Hydraulic fracturing is today the completion of choice in most of tight gas producing fields all over the world. Ultimate performance of fractured wells is severely diminished by the effects of non-Darcy flow inside the fracture. A design methodology based on the effective Proppant Number is presented in this paper.
Non-Darcy flow is described by the β factor method. Evaluation and selection of appropriate β factor correlation is a key step in this approach. Effective fracture permeability and corresponding optimum geometry is calculated through an iterative process.

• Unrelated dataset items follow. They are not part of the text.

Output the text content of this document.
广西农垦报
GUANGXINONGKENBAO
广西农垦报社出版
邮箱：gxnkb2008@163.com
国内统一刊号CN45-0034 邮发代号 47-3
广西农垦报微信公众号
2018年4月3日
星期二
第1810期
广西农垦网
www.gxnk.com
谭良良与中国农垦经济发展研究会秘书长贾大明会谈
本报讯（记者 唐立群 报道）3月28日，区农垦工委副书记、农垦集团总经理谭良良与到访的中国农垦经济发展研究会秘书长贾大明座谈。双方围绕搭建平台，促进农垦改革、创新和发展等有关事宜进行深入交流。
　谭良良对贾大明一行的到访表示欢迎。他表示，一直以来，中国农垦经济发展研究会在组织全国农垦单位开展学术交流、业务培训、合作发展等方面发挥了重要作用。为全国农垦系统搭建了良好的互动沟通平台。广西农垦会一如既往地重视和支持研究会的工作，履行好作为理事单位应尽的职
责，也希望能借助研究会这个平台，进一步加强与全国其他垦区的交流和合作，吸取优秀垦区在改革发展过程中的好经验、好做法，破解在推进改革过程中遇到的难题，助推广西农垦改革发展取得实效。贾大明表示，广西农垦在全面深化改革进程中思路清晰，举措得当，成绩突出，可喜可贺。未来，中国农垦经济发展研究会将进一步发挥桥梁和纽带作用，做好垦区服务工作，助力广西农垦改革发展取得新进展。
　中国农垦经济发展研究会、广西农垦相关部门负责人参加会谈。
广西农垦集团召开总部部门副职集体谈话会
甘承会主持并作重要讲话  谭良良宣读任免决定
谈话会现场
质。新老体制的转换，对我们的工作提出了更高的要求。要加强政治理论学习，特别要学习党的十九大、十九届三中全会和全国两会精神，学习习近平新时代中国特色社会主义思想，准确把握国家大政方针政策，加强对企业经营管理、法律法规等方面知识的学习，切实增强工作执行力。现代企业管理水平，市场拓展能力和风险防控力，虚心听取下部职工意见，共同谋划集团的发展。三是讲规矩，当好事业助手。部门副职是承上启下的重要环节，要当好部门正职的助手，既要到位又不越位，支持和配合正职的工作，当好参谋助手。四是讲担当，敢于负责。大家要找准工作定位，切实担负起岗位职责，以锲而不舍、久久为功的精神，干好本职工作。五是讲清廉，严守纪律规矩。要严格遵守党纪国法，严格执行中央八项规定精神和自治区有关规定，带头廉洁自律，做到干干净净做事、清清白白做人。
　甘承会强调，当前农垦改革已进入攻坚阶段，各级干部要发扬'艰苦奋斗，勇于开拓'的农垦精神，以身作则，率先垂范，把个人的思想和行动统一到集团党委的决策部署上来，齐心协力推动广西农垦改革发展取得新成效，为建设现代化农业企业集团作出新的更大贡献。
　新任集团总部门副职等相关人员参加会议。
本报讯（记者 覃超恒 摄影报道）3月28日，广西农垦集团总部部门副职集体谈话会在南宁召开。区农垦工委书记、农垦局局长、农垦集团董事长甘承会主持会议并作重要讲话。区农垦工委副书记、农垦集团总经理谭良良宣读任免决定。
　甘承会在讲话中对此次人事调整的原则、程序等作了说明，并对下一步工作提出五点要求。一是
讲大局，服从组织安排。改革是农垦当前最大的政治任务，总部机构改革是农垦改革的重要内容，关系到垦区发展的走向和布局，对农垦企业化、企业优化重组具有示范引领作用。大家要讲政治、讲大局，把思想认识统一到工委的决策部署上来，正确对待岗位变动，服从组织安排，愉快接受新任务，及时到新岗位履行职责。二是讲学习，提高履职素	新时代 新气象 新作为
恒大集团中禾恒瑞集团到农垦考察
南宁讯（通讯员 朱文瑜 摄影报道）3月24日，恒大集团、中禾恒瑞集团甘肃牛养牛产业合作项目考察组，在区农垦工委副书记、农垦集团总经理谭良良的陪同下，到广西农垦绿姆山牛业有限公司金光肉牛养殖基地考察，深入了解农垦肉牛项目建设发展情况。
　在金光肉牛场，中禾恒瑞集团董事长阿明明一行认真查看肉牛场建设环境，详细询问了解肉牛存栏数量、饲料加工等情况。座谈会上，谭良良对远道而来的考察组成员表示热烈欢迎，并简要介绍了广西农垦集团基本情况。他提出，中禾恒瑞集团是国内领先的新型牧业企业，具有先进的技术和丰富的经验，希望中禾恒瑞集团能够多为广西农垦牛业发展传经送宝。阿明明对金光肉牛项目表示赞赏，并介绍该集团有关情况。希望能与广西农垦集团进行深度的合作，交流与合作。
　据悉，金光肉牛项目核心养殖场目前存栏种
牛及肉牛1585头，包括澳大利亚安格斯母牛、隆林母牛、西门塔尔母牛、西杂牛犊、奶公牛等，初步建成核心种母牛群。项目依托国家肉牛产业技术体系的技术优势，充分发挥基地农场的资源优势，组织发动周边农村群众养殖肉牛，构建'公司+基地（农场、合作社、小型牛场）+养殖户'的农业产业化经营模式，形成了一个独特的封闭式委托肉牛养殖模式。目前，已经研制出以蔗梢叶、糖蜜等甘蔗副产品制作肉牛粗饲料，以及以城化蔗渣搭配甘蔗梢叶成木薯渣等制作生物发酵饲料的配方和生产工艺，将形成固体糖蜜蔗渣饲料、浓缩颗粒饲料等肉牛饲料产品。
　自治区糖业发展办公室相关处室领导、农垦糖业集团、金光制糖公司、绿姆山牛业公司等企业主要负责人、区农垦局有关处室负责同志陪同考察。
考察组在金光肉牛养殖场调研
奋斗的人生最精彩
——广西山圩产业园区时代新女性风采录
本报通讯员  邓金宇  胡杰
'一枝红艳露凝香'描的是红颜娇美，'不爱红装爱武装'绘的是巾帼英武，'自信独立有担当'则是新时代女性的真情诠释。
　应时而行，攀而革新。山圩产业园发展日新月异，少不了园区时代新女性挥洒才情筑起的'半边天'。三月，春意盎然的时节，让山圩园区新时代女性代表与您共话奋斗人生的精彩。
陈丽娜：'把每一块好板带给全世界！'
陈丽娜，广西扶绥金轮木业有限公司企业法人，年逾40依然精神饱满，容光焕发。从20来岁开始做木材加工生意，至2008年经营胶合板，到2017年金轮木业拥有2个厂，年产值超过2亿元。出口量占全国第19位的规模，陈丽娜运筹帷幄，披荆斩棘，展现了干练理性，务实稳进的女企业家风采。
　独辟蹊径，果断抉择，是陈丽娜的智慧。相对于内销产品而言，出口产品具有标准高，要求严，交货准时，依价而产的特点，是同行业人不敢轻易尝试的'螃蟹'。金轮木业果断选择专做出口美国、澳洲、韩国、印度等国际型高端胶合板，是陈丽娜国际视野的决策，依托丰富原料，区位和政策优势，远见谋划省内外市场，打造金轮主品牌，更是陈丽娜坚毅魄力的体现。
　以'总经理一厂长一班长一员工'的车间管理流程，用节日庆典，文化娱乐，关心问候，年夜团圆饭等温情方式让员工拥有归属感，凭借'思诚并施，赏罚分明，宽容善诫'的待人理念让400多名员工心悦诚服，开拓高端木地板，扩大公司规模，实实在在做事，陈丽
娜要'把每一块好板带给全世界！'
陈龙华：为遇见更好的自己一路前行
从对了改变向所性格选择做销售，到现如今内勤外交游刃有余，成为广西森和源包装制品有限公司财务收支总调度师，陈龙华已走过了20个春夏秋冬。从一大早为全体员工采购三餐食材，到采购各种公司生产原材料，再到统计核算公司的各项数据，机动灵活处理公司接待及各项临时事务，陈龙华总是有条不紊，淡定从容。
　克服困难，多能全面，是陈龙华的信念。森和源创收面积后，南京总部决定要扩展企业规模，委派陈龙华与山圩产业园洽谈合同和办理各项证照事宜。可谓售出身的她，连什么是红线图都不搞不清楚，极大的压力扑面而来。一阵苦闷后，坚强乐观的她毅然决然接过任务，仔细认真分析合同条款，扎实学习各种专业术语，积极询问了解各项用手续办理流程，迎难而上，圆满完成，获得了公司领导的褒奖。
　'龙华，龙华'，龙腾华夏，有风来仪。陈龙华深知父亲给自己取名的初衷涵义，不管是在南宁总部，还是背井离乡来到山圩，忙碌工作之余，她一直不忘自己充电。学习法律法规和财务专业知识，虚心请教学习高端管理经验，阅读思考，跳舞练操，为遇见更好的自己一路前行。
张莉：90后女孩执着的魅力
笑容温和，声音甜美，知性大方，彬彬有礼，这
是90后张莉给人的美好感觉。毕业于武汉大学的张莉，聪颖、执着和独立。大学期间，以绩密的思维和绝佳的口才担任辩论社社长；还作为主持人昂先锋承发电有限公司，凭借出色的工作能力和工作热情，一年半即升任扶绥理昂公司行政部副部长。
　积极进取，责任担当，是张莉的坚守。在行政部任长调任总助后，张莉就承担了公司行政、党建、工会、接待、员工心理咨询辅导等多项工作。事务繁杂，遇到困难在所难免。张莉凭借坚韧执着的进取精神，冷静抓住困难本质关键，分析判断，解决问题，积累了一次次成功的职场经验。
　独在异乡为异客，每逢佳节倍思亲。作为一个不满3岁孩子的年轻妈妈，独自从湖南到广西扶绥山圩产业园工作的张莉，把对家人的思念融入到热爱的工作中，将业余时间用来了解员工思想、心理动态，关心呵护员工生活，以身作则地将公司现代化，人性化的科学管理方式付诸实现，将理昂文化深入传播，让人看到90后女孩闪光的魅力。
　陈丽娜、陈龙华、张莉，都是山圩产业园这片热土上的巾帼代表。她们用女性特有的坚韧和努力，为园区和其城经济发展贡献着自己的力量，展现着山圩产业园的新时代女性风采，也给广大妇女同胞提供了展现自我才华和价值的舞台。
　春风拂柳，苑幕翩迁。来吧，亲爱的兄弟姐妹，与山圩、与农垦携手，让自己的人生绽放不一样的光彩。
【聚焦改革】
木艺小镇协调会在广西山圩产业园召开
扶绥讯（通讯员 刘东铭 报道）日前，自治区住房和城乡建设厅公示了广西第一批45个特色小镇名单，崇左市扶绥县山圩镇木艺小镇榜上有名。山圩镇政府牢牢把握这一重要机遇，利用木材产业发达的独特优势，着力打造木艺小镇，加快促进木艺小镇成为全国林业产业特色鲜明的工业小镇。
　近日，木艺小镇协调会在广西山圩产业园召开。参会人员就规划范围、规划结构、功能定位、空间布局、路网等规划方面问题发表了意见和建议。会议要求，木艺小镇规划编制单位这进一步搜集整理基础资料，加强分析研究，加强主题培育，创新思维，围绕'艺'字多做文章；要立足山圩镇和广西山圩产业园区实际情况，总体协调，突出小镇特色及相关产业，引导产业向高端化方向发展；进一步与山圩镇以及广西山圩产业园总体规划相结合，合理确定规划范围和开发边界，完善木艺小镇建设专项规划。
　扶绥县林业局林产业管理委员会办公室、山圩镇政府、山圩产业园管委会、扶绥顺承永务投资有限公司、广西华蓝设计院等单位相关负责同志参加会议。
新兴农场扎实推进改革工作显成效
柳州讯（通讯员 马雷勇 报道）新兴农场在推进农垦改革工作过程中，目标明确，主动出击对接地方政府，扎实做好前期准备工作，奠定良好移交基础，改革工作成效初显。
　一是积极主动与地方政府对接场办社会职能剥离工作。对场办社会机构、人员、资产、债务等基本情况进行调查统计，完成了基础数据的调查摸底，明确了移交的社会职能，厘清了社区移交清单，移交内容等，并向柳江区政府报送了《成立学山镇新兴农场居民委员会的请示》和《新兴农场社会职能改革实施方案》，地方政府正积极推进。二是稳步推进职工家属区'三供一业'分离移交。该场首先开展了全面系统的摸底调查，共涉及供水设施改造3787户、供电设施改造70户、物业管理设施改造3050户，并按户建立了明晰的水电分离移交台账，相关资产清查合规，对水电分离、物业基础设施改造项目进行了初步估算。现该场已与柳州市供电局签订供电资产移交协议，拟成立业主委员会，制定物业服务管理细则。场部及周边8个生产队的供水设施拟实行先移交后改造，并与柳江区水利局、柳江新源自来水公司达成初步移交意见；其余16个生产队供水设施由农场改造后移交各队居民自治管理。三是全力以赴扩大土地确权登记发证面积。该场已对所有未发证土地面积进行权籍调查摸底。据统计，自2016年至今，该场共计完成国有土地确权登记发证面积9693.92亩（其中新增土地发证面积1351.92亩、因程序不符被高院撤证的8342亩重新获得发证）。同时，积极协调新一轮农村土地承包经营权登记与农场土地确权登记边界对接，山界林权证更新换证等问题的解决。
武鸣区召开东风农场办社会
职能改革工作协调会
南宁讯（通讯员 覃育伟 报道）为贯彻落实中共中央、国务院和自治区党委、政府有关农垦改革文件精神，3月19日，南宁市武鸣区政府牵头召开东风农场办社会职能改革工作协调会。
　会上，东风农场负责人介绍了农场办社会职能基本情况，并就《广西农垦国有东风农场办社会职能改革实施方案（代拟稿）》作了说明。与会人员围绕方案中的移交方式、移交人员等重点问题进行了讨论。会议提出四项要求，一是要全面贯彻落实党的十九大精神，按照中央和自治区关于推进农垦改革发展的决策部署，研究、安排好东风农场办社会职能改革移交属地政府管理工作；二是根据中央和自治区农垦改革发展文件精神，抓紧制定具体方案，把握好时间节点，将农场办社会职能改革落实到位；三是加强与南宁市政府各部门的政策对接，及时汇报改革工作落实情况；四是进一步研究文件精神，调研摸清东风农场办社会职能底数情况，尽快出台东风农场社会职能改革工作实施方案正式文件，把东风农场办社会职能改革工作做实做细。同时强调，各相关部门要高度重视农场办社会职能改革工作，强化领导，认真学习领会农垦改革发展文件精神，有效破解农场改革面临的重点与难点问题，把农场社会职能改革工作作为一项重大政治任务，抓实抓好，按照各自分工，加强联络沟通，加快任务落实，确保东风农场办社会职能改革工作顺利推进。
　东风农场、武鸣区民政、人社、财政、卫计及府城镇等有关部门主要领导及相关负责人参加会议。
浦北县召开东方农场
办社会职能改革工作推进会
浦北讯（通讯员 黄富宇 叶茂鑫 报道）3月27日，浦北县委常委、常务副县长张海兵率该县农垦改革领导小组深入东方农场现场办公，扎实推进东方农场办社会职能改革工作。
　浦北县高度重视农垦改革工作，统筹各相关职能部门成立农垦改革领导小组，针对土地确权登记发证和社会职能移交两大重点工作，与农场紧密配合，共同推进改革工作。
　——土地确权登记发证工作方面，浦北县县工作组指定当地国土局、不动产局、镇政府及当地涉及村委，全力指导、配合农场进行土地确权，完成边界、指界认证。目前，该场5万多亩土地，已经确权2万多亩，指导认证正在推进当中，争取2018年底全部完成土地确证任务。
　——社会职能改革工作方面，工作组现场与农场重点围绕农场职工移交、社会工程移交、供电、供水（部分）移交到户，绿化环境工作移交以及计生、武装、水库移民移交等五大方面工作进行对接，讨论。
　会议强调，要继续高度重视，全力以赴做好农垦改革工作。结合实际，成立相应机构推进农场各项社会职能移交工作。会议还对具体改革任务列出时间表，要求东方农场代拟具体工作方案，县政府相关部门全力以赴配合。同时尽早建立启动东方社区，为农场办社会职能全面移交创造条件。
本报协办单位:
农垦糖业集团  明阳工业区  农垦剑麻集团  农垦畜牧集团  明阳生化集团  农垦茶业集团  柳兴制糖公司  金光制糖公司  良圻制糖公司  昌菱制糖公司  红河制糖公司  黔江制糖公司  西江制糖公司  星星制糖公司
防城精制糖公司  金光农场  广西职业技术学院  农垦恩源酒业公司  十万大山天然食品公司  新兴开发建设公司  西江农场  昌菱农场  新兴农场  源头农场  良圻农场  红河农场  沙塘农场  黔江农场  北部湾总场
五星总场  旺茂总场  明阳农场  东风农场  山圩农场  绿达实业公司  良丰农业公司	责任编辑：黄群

The proposed methodology was implemented in the design of 11 fractures treatments of 3 tight gas wells in South Texas. Results show that optimal fracture design might increase expected production by 9.64 MMscf/day with respect to design that assumes Darcy flow through the propped pack. The basic finding is that for a given amount of proppant shorter and wider fractures compensate for a significant part of the non-Darcy effect. Optimum fracture geometry varies with the applied pressure drawdown (in contrast to the Darcy flow case, where it does not.)
Optimum fracture design is sensitive to the particular β factor correlation selected. It is recommended to use the equation developed specifically for the given type of proppant and mesh size, if available. Otherwise, the Pursell et al. or the Martins et al. equations are recommended as across the board reliable correlations for predicting non-Darcy flow effects in the propped pack.